This trick seems counterproductive. After all, if you're trying to grow out your hair, why would you chop it off? The fact is that weak, overprocessed hair can't grow. Instead, it snaps off at the ends, leaving you with a head full of uneven locks. When you first begin growing out your hair, head to the salon to lop off any split ends and damage, making it the perfect canvas upon which your beautiful creation will grow. As your hair begins to grow out, trim it often to maintain the same blunt, healthy look without dead ends.
Crimpers, curlers and flat irons are the enemy of long hair. Heated tools scald hair into taking shape, leaving behind damage in the process. If you want to curl your hair, think about using foam curlers instead. They're easy to use and with no heat, there's no risk of damaging your growing hair. If you'd like to use a hair dryer, use it on its lowest heat setting to avoid damage and use a heat-protecting product.
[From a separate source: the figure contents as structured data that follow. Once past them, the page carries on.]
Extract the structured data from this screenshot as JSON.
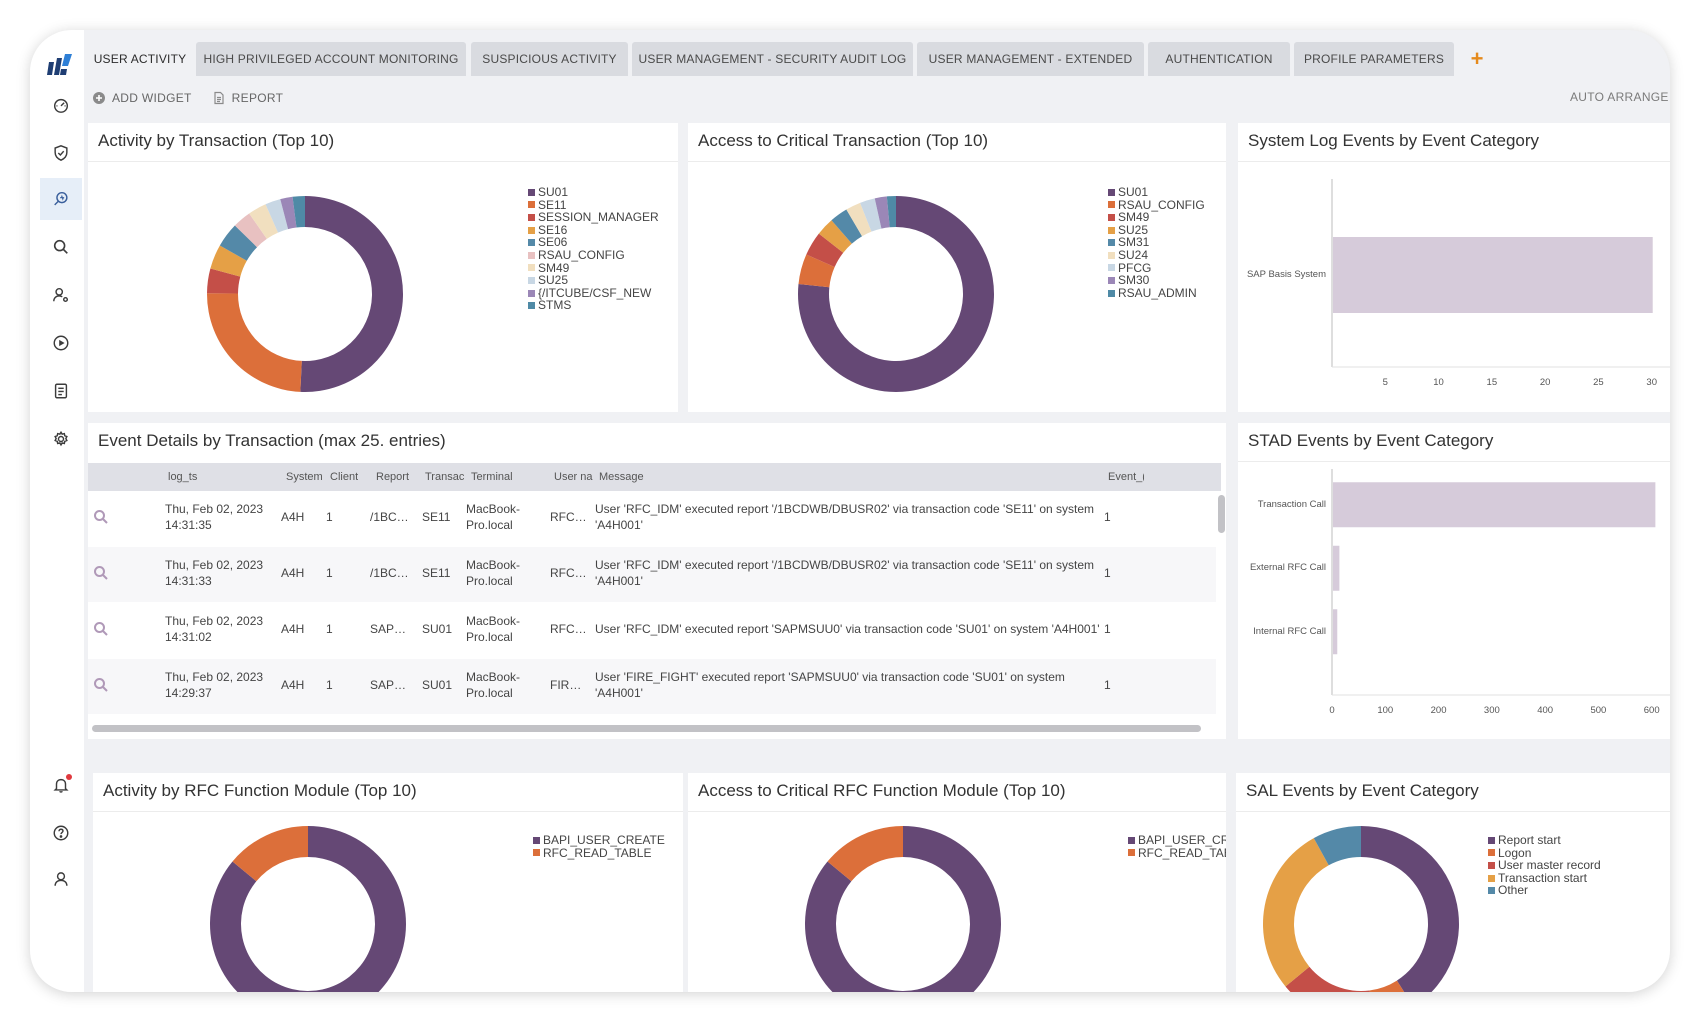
{
  "colors": {
    "purple": "#654875",
    "orange": "#dc6f3a",
    "red": "#c44f48",
    "amber": "#e5a046",
    "blue": "#5489a8",
    "pink": "#e8c1c1",
    "cream": "#f1dfbf",
    "lightblue": "#c8d7e4",
    "lavender": "#9b87b7",
    "teal": "#4f8aa6",
    "bar": "#d6cbda",
    "accent_add": "#e58a1c"
  },
  "tabs": [
    {
      "label": "USER ACTIVITY"
    },
    {
      "label": "HIGH PRIVILEGED ACCOUNT MONITORING"
    },
    {
      "label": "SUSPICIOUS ACTIVITY"
    },
    {
      "label": "USER MANAGEMENT - SECURITY AUDIT LOG"
    },
    {
      "label": "USER MANAGEMENT - EXTENDED"
    },
    {
      "label": "AUTHENTICATION"
    },
    {
      "label": "PROFILE PARAMETERS"
    }
  ],
  "tab_add_label": "+",
  "toolbar": {
    "add_widget": "ADD WIDGET",
    "report": "REPORT",
    "auto_arrange": "AUTO ARRANGE"
  },
  "sidebar_icons": [
    "dashboard-icon",
    "shield-icon",
    "investigate-icon",
    "search-icon",
    "user-settings-icon",
    "play-icon",
    "report-list-icon",
    "settings-icon",
    "bell-icon",
    "help-icon",
    "profile-icon"
  ],
  "panels": {
    "activity_transaction": {
      "title": "Activity by Transaction (Top 10)"
    },
    "critical_transaction": {
      "title": "Access to Critical Transaction (Top 10)"
    },
    "syslog": {
      "title": "System Log Events by Event Category"
    },
    "event_details": {
      "title": "Event Details by Transaction (max 25. entries)"
    },
    "stad": {
      "title": "STAD Events by Event Category"
    },
    "rfc_activity": {
      "title": "Activity by RFC Function Module (Top 10)"
    },
    "rfc_critical": {
      "title": "Access to Critical RFC Function Module (Top 10)"
    },
    "sal": {
      "title": "SAL Events by Event Category"
    }
  },
  "table": {
    "columns": [
      "log_ts",
      "System",
      "Client",
      "Report",
      "Transac",
      "Terminal",
      "User na",
      "Message",
      "Event_("
    ],
    "rows": [
      {
        "date": "Thu, Feb 02, 2023",
        "time": "14:31:35",
        "system": "A4H",
        "client": "1",
        "report": "/1BC…",
        "transaction": "SE11",
        "terminal1": "MacBook-",
        "terminal2": "Pro.local",
        "user": "RFC…",
        "msg1": "User 'RFC_IDM' executed report '/1BCDWB/DBUSR02' via transaction code 'SE11' on system",
        "msg2": "'A4H001'",
        "event": "1"
      },
      {
        "date": "Thu, Feb 02, 2023",
        "time": "14:31:33",
        "system": "A4H",
        "client": "1",
        "report": "/1BC…",
        "transaction": "SE11",
        "terminal1": "MacBook-",
        "terminal2": "Pro.local",
        "user": "RFC…",
        "msg1": "User 'RFC_IDM' executed report '/1BCDWB/DBUSR02' via transaction code 'SE11' on system",
        "msg2": "'A4H001'",
        "event": "1"
      },
      {
        "date": "Thu, Feb 02, 2023",
        "time": "14:31:02",
        "system": "A4H",
        "client": "1",
        "report": "SAP…",
        "transaction": "SU01",
        "terminal1": "MacBook-",
        "terminal2": "Pro.local",
        "user": "RFC…",
        "msg1": "User 'RFC_IDM' executed report 'SAPMSUU0' via transaction code 'SU01' on system 'A4H001'",
        "msg2": "",
        "event": "1"
      },
      {
        "date": "Thu, Feb 02, 2023",
        "time": "14:29:37",
        "system": "A4H",
        "client": "1",
        "report": "SAP…",
        "transaction": "SU01",
        "terminal1": "MacBook-",
        "terminal2": "Pro.local",
        "user": "FIR…",
        "msg1": "User 'FIRE_FIGHT' executed report 'SAPMSUU0' via transaction code 'SU01' on system",
        "msg2": "'A4H001'",
        "event": "1"
      }
    ]
  },
  "chart_data": [
    {
      "id": "activity_transaction",
      "type": "pie",
      "title": "Activity by Transaction (Top 10)",
      "labels": [
        "SU01",
        "SE11",
        "SESSION_MANAGER",
        "SE16",
        "SE06",
        "RSAU_CONFIG",
        "SM49",
        "SU25",
        "{/ITCUBE/CSF_NEW",
        "STMS"
      ],
      "values": [
        50,
        24,
        4,
        4,
        4,
        3,
        3,
        2.5,
        2,
        2
      ],
      "colors": [
        "#654875",
        "#dc6f3a",
        "#c44f48",
        "#e5a046",
        "#5489a8",
        "#e8c1c1",
        "#f1dfbf",
        "#c8d7e4",
        "#9b87b7",
        "#4f8aa6"
      ]
    },
    {
      "id": "critical_transaction",
      "type": "pie",
      "title": "Access to Critical Transaction (Top 10)",
      "labels": [
        "SU01",
        "RSAU_CONFIG",
        "SM49",
        "SU25",
        "SM31",
        "SU24",
        "PFCG",
        "SM30",
        "RSAU_ADMIN"
      ],
      "values": [
        77,
        5,
        4,
        3,
        3,
        2.5,
        2.5,
        2,
        1.5
      ],
      "colors": [
        "#654875",
        "#dc6f3a",
        "#c44f48",
        "#e5a046",
        "#5489a8",
        "#f1dfbf",
        "#c8d7e4",
        "#9b87b7",
        "#4f8aa6"
      ]
    },
    {
      "id": "syslog",
      "type": "bar",
      "orientation": "horizontal",
      "title": "System Log Events by Event Category",
      "categories": [
        "SAP Basis System"
      ],
      "values": [
        30
      ],
      "xticks": [
        5,
        10,
        15,
        20,
        25,
        30
      ],
      "xlim": [
        0,
        35
      ]
    },
    {
      "id": "stad",
      "type": "bar",
      "orientation": "horizontal",
      "title": "STAD Events by Event Category",
      "categories": [
        "Transaction Call",
        "External RFC Call",
        "Internal RFC Call"
      ],
      "values": [
        605,
        12,
        8
      ],
      "xticks": [
        0,
        100,
        200,
        300,
        400,
        500,
        600,
        700
      ],
      "xlim": [
        0,
        700
      ]
    },
    {
      "id": "rfc_activity",
      "type": "pie",
      "title": "Activity by RFC Function Module (Top 10)",
      "labels": [
        "BAPI_USER_CREATE",
        "RFC_READ_TABLE"
      ],
      "values": [
        86,
        14
      ],
      "colors": [
        "#654875",
        "#dc6f3a"
      ]
    },
    {
      "id": "rfc_critical",
      "type": "pie",
      "title": "Access to Critical RFC Function Module (Top 10)",
      "labels": [
        "BAPI_USER_CREATE",
        "RFC_READ_TABLE"
      ],
      "values": [
        86,
        14
      ],
      "colors": [
        "#654875",
        "#dc6f3a"
      ]
    },
    {
      "id": "sal",
      "type": "pie",
      "title": "SAL Events by Event Category",
      "labels": [
        "Report start",
        "Logon",
        "User master record",
        "Transaction start",
        "Other"
      ],
      "values": [
        41,
        7,
        16,
        28,
        8
      ],
      "colors": [
        "#654875",
        "#dc6f3a",
        "#c44f48",
        "#e5a046",
        "#5489a8"
      ]
    }
  ]
}
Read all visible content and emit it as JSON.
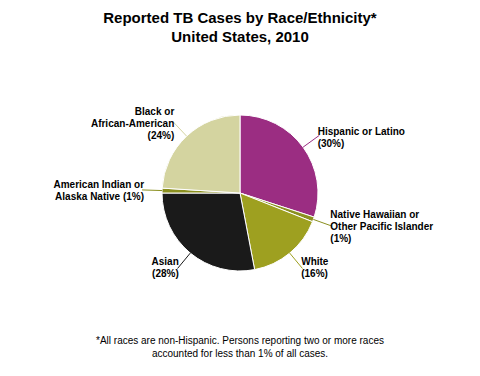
{
  "chart_data": {
    "type": "pie",
    "title": "Reported TB Cases by Race/Ethnicity*\nUnited States, 2010",
    "annotations": [
      "*All races are non-Hispanic. Persons reporting two or more races\naccounted for less than 1% of all cases."
    ],
    "categories": [
      "Hispanic or Latino\n(30%)",
      "Native Hawaiian or\nOther Pacific Islander\n(1%)",
      "White\n(16%)",
      "Asian\n(28%)",
      "American Indian or\nAlaska Native (1%)",
      "Black or\nAfrican-American\n(24%)"
    ],
    "values": [
      30,
      1,
      16,
      28,
      1,
      24
    ],
    "colors": [
      "#9B2D82",
      "#8B9020",
      "#9EA020",
      "#1A1A1A",
      "#8B9020",
      "#D4D4A0"
    ]
  }
}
Harsh chemicals have no place near your hair anymore. Peroxide, perm and straightening chemicals are especially harmful to fragile follicles. Going au natural is the best way to ensure you don't let chemical damage get in the way of you and your long hair.
Just as the right food can strengthen your body, it can also strengthen your hair. Proteins in beans and poultry, as well as "good fats" in avocados, salmon and nuts can help you grow hair long and strong. On the opposite side of the spectrum, crash dieting can lead to brittle hair, or even hair loss. Get your proteins and fatty acids, even if it's only for your hair.
When combing out knots from your growing hair, make sure you do it gradually. Ripping knots out will only damage otherwise healthy strands of hair. Be careful with what kind of brush you use. A natural fiber brush, like one made with boar hair bristles, is softer on the head and gentle on the hair.